The blood, sweat, and tears of the last eight weeks of my life culminated (okay, so there was no blood, but there were sweat and tears) when international schools from all over the island met at the American School of Taichung for the cross country meet yesterday. Notice the use of the article “the” in the previous sentence. Since sports here are culturally very low on the priority list, we were only able to have this one meet during our “season”. In anticipating this day, I felt a blend of excitement for teaching kids to do something that I love and anxiety that I would be discovered as a fraud of a coach who hasn’t the slightest clue what I was doing. Waking up far too early on a rainy Saturday morning, we got ready to face the day.

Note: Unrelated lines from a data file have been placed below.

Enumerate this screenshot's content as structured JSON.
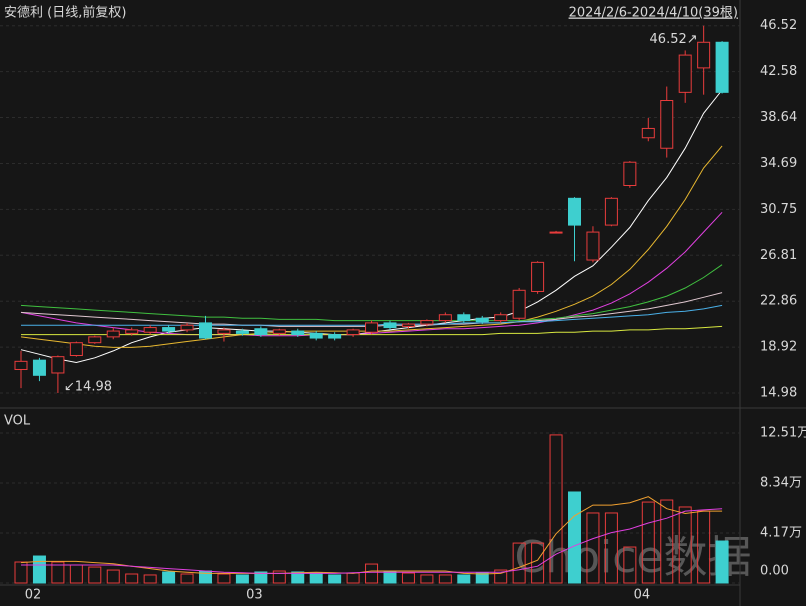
{
  "header": {
    "title": "安德利 (日线,前复权)",
    "range": "2024/2/6-2024/4/10(39根)"
  },
  "watermark": "Choice数据",
  "chart_data": [
    {
      "type": "candlestick",
      "up_color": "#e83c3c",
      "down_color": "#3ecfcf",
      "open": [
        17.0,
        17.8,
        16.7,
        18.2,
        19.3,
        19.8,
        20.1,
        20.2,
        20.6,
        20.4,
        21.0,
        20.1,
        20.3,
        20.5,
        20.1,
        20.3,
        20.1,
        20.0,
        20.0,
        20.2,
        21.0,
        20.7,
        20.9,
        21.2,
        21.7,
        21.4,
        21.2,
        21.4,
        23.7,
        28.8,
        31.7,
        26.4,
        29.4,
        32.8,
        36.9,
        36.0,
        40.8,
        42.9,
        45.1
      ],
      "high": [
        18.6,
        18.0,
        18.2,
        19.4,
        19.9,
        20.6,
        20.6,
        20.8,
        20.8,
        21.0,
        21.6,
        20.6,
        20.5,
        20.7,
        20.5,
        20.5,
        20.3,
        20.2,
        20.5,
        21.2,
        21.2,
        21.0,
        21.3,
        21.9,
        21.9,
        21.6,
        21.9,
        24.0,
        26.3,
        28.9,
        31.8,
        29.3,
        31.8,
        34.9,
        38.6,
        41.3,
        44.4,
        46.52,
        45.2
      ],
      "low": [
        15.4,
        16.0,
        14.98,
        18.1,
        19.2,
        19.6,
        19.9,
        20.0,
        20.1,
        20.2,
        19.6,
        19.4,
        19.9,
        19.8,
        19.9,
        19.8,
        19.5,
        19.5,
        19.8,
        20.0,
        20.4,
        20.5,
        20.7,
        21.0,
        21.0,
        20.9,
        21.0,
        21.2,
        23.5,
        28.7,
        26.3,
        26.2,
        29.3,
        32.6,
        36.6,
        35.2,
        39.9,
        40.6,
        40.7
      ],
      "close": [
        17.7,
        16.5,
        18.1,
        19.3,
        19.8,
        20.3,
        20.4,
        20.6,
        20.3,
        20.8,
        19.7,
        20.4,
        20.1,
        20.0,
        20.4,
        20.0,
        19.7,
        19.7,
        20.4,
        21.0,
        20.6,
        20.9,
        21.2,
        21.7,
        21.2,
        21.1,
        21.7,
        23.8,
        26.2,
        28.8,
        29.4,
        28.8,
        31.7,
        34.8,
        37.7,
        40.1,
        44.0,
        45.1,
        40.8
      ],
      "lines": [
        {
          "color": "#ffffff",
          "values": [
            18.7,
            18.3,
            17.9,
            17.6,
            18.0,
            18.6,
            19.3,
            19.8,
            20.2,
            20.4,
            20.6,
            20.5,
            20.4,
            20.3,
            20.3,
            20.2,
            20.1,
            20.0,
            20.0,
            20.2,
            20.4,
            20.6,
            20.8,
            21.0,
            21.2,
            21.4,
            21.5,
            22.0,
            22.8,
            23.8,
            25.0,
            25.9,
            27.5,
            29.2,
            31.5,
            33.5,
            36.0,
            39.0,
            41.0
          ]
        },
        {
          "color": "#e8b830",
          "values": [
            19.8,
            19.6,
            19.4,
            19.2,
            19.0,
            18.9,
            18.9,
            19.0,
            19.2,
            19.4,
            19.6,
            19.8,
            20.0,
            20.1,
            20.2,
            20.3,
            20.3,
            20.3,
            20.3,
            20.3,
            20.3,
            20.4,
            20.5,
            20.6,
            20.7,
            20.8,
            20.9,
            21.1,
            21.5,
            22.0,
            22.6,
            23.3,
            24.3,
            25.6,
            27.3,
            29.3,
            31.6,
            34.3,
            36.2
          ]
        },
        {
          "color": "#e040e0",
          "values": [
            21.9,
            21.6,
            21.3,
            21.0,
            20.8,
            20.6,
            20.4,
            20.2,
            20.1,
            20.0,
            20.0,
            20.0,
            20.0,
            19.9,
            19.9,
            19.9,
            20.0,
            20.0,
            20.0,
            20.1,
            20.2,
            20.3,
            20.4,
            20.5,
            20.5,
            20.6,
            20.7,
            20.8,
            21.0,
            21.3,
            21.7,
            22.1,
            22.7,
            23.5,
            24.5,
            25.7,
            27.1,
            28.8,
            30.5
          ]
        },
        {
          "color": "#40c040",
          "values": [
            22.5,
            22.4,
            22.3,
            22.2,
            22.1,
            22.0,
            21.9,
            21.8,
            21.7,
            21.6,
            21.5,
            21.5,
            21.4,
            21.4,
            21.3,
            21.3,
            21.3,
            21.2,
            21.2,
            21.2,
            21.2,
            21.2,
            21.2,
            21.2,
            21.2,
            21.2,
            21.2,
            21.2,
            21.3,
            21.4,
            21.6,
            21.8,
            22.1,
            22.4,
            22.8,
            23.3,
            24.0,
            24.9,
            26.0
          ]
        },
        {
          "color": "#e0c8d0",
          "values": [
            21.9,
            21.8,
            21.7,
            21.6,
            21.5,
            21.4,
            21.3,
            21.2,
            21.1,
            21.0,
            20.9,
            20.9,
            20.8,
            20.8,
            20.7,
            20.7,
            20.7,
            20.7,
            20.7,
            20.7,
            20.8,
            20.8,
            20.8,
            20.9,
            20.9,
            21.0,
            21.0,
            21.1,
            21.2,
            21.3,
            21.5,
            21.6,
            21.8,
            22.0,
            22.2,
            22.5,
            22.8,
            23.2,
            23.6
          ]
        },
        {
          "color": "#4ab0e8",
          "values": [
            20.8,
            20.8,
            20.8,
            20.8,
            20.8,
            20.8,
            20.8,
            20.8,
            20.8,
            20.8,
            20.8,
            20.8,
            20.8,
            20.8,
            20.8,
            20.8,
            20.8,
            20.8,
            20.8,
            20.8,
            20.9,
            20.9,
            20.9,
            20.9,
            21.0,
            21.0,
            21.0,
            21.1,
            21.1,
            21.2,
            21.3,
            21.4,
            21.5,
            21.6,
            21.7,
            21.9,
            22.0,
            22.2,
            22.5
          ]
        },
        {
          "color": "#d8e840",
          "values": [
            20.0,
            20.0,
            20.0,
            20.0,
            20.0,
            20.0,
            20.0,
            20.0,
            20.0,
            20.0,
            20.0,
            20.0,
            20.0,
            20.0,
            20.0,
            20.0,
            20.0,
            20.0,
            20.0,
            20.0,
            20.0,
            20.0,
            20.0,
            20.0,
            20.0,
            20.0,
            20.1,
            20.1,
            20.1,
            20.2,
            20.2,
            20.3,
            20.3,
            20.4,
            20.4,
            20.5,
            20.5,
            20.6,
            20.7
          ]
        }
      ],
      "annotations": [
        {
          "text": "↙14.98",
          "value": 14.98
        },
        {
          "text": "46.52↗",
          "value": 46.52
        }
      ],
      "ylim": [
        13.95,
        47.7
      ],
      "yticks": [
        46.52,
        42.58,
        38.64,
        34.69,
        30.75,
        26.81,
        22.86,
        18.92,
        14.98
      ],
      "grid": true
    },
    {
      "type": "bar",
      "title": "VOL",
      "categories": [
        "02",
        null,
        null,
        null,
        null,
        null,
        null,
        null,
        null,
        null,
        null,
        null,
        "03",
        null,
        null,
        null,
        null,
        null,
        null,
        null,
        null,
        null,
        null,
        null,
        null,
        null,
        null,
        null,
        null,
        null,
        null,
        null,
        null,
        "04",
        null,
        null,
        null,
        null,
        null
      ],
      "values": [
        1.75,
        2.25,
        1.75,
        1.5,
        1.33,
        1.08,
        0.75,
        0.67,
        0.92,
        0.75,
        1.0,
        0.75,
        0.67,
        0.92,
        1.0,
        0.92,
        0.83,
        0.67,
        0.83,
        1.58,
        1.0,
        0.83,
        0.67,
        0.67,
        0.67,
        0.83,
        1.08,
        3.33,
        3.33,
        12.35,
        7.59,
        5.84,
        5.84,
        3.0,
        6.75,
        6.92,
        6.34,
        6.0,
        3.5
      ],
      "lines": [
        {
          "color": "#f0a030",
          "values": [
            1.7,
            1.8,
            1.8,
            1.8,
            1.7,
            1.6,
            1.4,
            1.2,
            1.0,
            0.9,
            0.8,
            0.8,
            0.8,
            0.8,
            0.8,
            0.85,
            0.9,
            0.85,
            0.8,
            1.0,
            1.0,
            1.0,
            1.0,
            1.0,
            0.8,
            0.75,
            0.8,
            1.3,
            1.9,
            4.1,
            5.6,
            6.5,
            6.5,
            6.7,
            7.2,
            6.2,
            5.8,
            6.0,
            6.0
          ]
        },
        {
          "color": "#e040e0",
          "values": [
            1.5,
            1.5,
            1.5,
            1.5,
            1.5,
            1.5,
            1.4,
            1.3,
            1.2,
            1.1,
            1.0,
            0.9,
            0.85,
            0.8,
            0.8,
            0.8,
            0.8,
            0.8,
            0.85,
            0.9,
            0.9,
            0.9,
            0.9,
            0.9,
            0.9,
            0.9,
            0.9,
            1.1,
            1.4,
            2.4,
            3.1,
            3.7,
            4.2,
            4.5,
            5.0,
            5.4,
            6.0,
            6.1,
            6.2
          ]
        }
      ],
      "ylim": [
        0,
        13.76
      ],
      "yticks": [
        {
          "value": 12.51,
          "label": "12.51万"
        },
        {
          "value": 8.34,
          "label": "8.34万"
        },
        {
          "value": 4.17,
          "label": "4.17万"
        },
        {
          "value": 0,
          "label": "0.00"
        }
      ],
      "grid": true
    }
  ]
}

We met our kids at 5:15 a.m. and headed to meet up with another international school in Taipei to make the two and a half hour journey south to the city of Taichung. We arrived at AST just in time to take the students to walk their course. It must be noted that AST, being situated in the mountains, has a beautiful campus. However, being situated in the mountains, the hilly trail was more than a little intimidating for those of us who had been training in the flat city of Taipei. But, without enough time to get nervous, it was time for the girls’ race to start. Our girls held their own with our top runner finishing seventh overall and fourth in her age group.
Shortly after all the girls had crossed the finish line, the boys lined up to start their race. We were counting on one of our boys to do really well and were crossing our fingers that he might place. We watched as the first place boy came screaming across the finish line (quite literally), then the second, and the third. Soon thereafter, our top runner crossed the line placing fifth. We were a little disappointed that he wasn’t in the top three but proud that he did as well as he did. However, at the awards ceremony, Chris and I began to notice that they weren’t giving awards just to the top three boys and top three girls. Instead, they were dividing them by grade level. As soon as we realized this, we knew that our guy had a chance. Sure enough, when first place for ninth grade boys was announced, they called his name. He was so shocked that when he went up to the awards table, he told them that it must be a mistake. We assured him that it wasn’t and he proudly accepted his medal.
Now, I have to mention some of the behind the scenes drama that was going on while the students were running. After the student races, there was going to be a “Masters” race in which all of the coaches could compete. I was excited about this race, but the intimidation factor began to rise quickly as I heard all of the other coaches discussing which triathlons they had participated in in recent weeks. To add to my angst about my abilities as a runner and as a coach, one of the other coaches began to give me a hard time about my students. Apparently, it was shocking that I would allow my students to run with iPods. I’m still not quite sure why. Also, for some reason, one of our runners failed to eat breakfast and I got chastised for that as well. Anyway, with her chiseled legs and racing tank top tan lines, this coach quickly became an ominous competitor in my eyes.
Finally, it was time for our race to start. The runners took off speedily and I started to maneuver my way in front of my nemesis. Just being a 5K, the race went by rather quickly and I finished sixth overall and first for the women (though there were only four of us). But, if I can toot my own horn for a second, I totally smoked Ms. Chiseled Legs. I was blissfully chatting away with other runners sipping on water when she came huffing across the finish line. I gloated on the inside – and now on the outside, to you. Thanks for indulging me.
With two first place medals and no one coming in last, I was pleased with how we represented ourselves. However, I will admit that I am not sad that it will be another year before I have to train kids athletically again. I don’t think it is time to quit my day job just yet.